Thursday, April 14, 2016

Star Spangled Girl (1971)



          While not an outright flop, Neil Simon’s comic play The Star Spangled Girl ran for less than nine months in 1966 and 1967, a disappointment given the outsized expectations created by Simon’s previous successes—Barefoot in the Park had a four-year run, The Odd Couple lasted more than two years, and so on. Ever the pragmatist, Simon agreed with critics that The Star Spangled Girl was not his best work, a notion instead of a premise, and the play’s clumsy engagement with ’60s counterculture revealed that politics were not good fodder for Simon’s imagination. Nonetheless, Simon’s name had gained sufficient marketplace value by the early ’70s that even his failures were given screen adaptations, hence this middling and tiresome romantic comedy.
          In 1970s Los Angeles, impoverished activist Andy Hobart (Tony Roberts) publishes an underground newspaper, The Nitty Gritty, out of the filthy garden apartment he shares with his one and only contributor, brilliant but eccentric Norman Cornell (Todd Susman). Andy makes ends meet through chicanery and petty theft. One day, wholesome would-be Olympic swimmer Amy Cooper (Sandy Duncan) moves into the same apartment complex, and Norman becomes infatuated with her, which distracts him from writing. Norman harasses Amy relentlessly, breaking into her apartment and spray-painting love messages all over town, but she finds him repellant. Eventually, Andy persuades Amy to take a part-time job at the paper, hoping this will inspire Norman to resume his work. Predictably, Amy and Andy fall in love, putting a wedge into Andy’s friendship with Norman.
           At its most tedious, the film features drab political “debates” between Amy and Andy, she the aw-shucks heartland gal and he the intellectual pinko. It is beyond inconceivable that these characters find each other attractive. Even though screenwriters Arnold Margolin and Jim Parks tweaked Simon’s narrative to pull the story forward into the ’70s, traces of the play’s temporal origins peek through the surface in unhelpful ways. It’s as if this movie desperately wants to engage with the fraught political atmosphere of the period during which the Civil Rights movement and the Vietnam War were escalating, but lacks the nerve to do so. Furthermore, because Star Spangled Girl forefronts romantic banter and sight gags, the sense that something more substantial is being suppressed makes the film feel even more trivial than it might otherwise.
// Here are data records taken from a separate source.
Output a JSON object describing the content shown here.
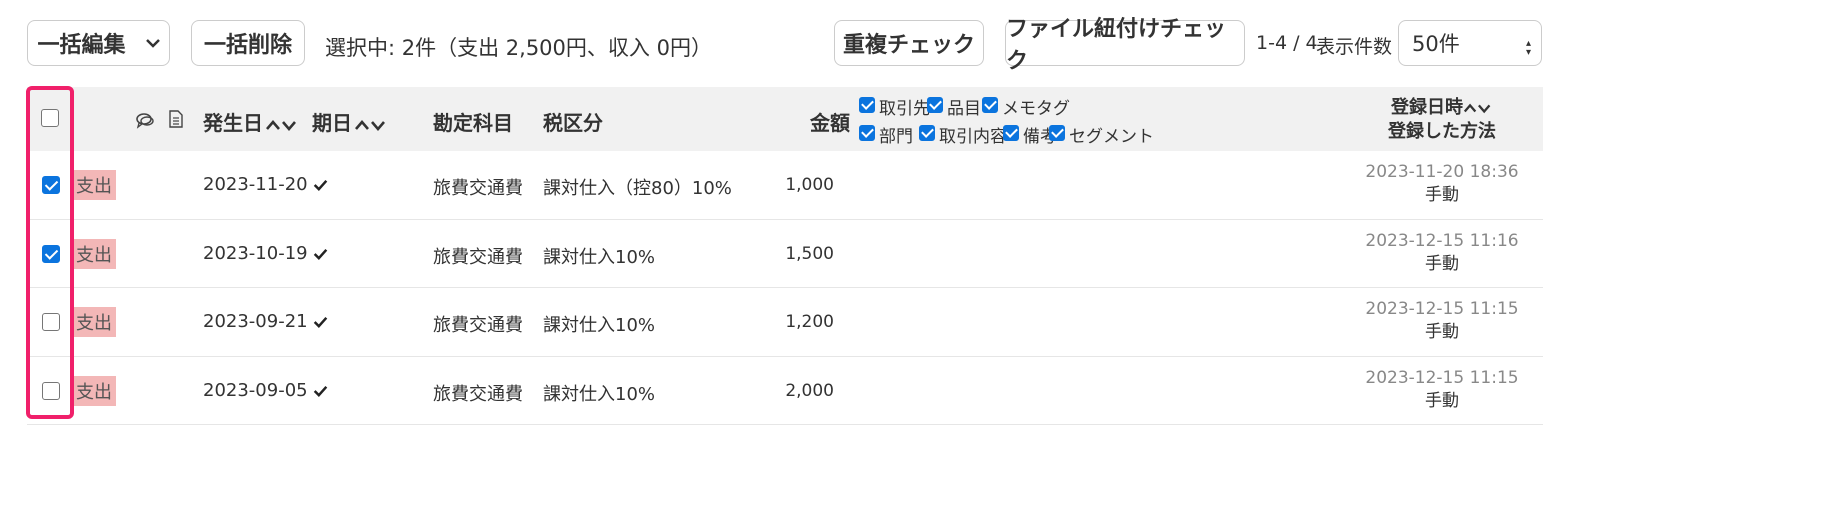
{
  "toolbar": {
    "bulk_edit": "一括編集",
    "bulk_delete": "一括削除",
    "selection_summary": "選択中: 2件（支出 2,500円、収入 0円）",
    "duplicate_check": "重複チェック",
    "file_link_check": "ファイル紐付けチェック",
    "range": "1-4 / 4",
    "page_size_label": "表示件数",
    "page_size_value": "50件"
  },
  "table": {
    "headers": {
      "occurred_date": "発生日",
      "due_date": "期日",
      "account": "勘定科目",
      "tax_class": "税区分",
      "amount": "金額",
      "registered_at": "登録日時",
      "registered_method": "登録した方法"
    },
    "header_all_checked": false,
    "column_options": [
      {
        "label": "取引先",
        "checked": true
      },
      {
        "label": "品目",
        "checked": true
      },
      {
        "label": "メモタグ",
        "checked": true
      },
      {
        "label": "部門",
        "checked": true
      },
      {
        "label": "取引内容",
        "checked": true
      },
      {
        "label": "備考",
        "checked": true
      },
      {
        "label": "セグメント",
        "checked": true
      }
    ],
    "rows": [
      {
        "checked": true,
        "type": "支出",
        "date": "2023-11-20",
        "account": "旅費交通費",
        "tax": "課対仕入（控80）10%",
        "amount": "1,000",
        "registered": "2023-11-20 18:36",
        "method": "手動"
      },
      {
        "checked": true,
        "type": "支出",
        "date": "2023-10-19",
        "account": "旅費交通費",
        "tax": "課対仕入10%",
        "amount": "1,500",
        "registered": "2023-12-15 11:16",
        "method": "手動"
      },
      {
        "checked": false,
        "type": "支出",
        "date": "2023-09-21",
        "account": "旅費交通費",
        "tax": "課対仕入10%",
        "amount": "1,200",
        "registered": "2023-12-15 11:15",
        "method": "手動"
      },
      {
        "checked": false,
        "type": "支出",
        "date": "2023-09-05",
        "account": "旅費交通費",
        "tax": "課対仕入10%",
        "amount": "2,000",
        "registered": "2023-12-15 11:15",
        "method": "手動"
      }
    ]
  },
  "colors": {
    "highlight": "#f0206a",
    "expense_badge": "#f3b7b7",
    "checkbox_checked": "#0b74de",
    "header_bg": "#f1f1f1"
  },
  "icons": [
    "chevron-down-icon",
    "comment-icon",
    "document-icon",
    "sort-icon",
    "checkmark-icon"
  ]
}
In sum, Star Spangled Girl pairs frenetic silliness with unformed political musings, so the film strikes out on two levels at once.
          That said, Roberts—later to become a staple in a decade’s worth of Woody Allen movies—delivers Simon’s one-liners well, and both Duncan and Susman exhibit boundless energy. Star Spangled Girl also contains a peculiar shout-out to another movie: During one early scene, a lookalike for Midnight Cowboy character Joe Buck references Buck’s experiences in that film.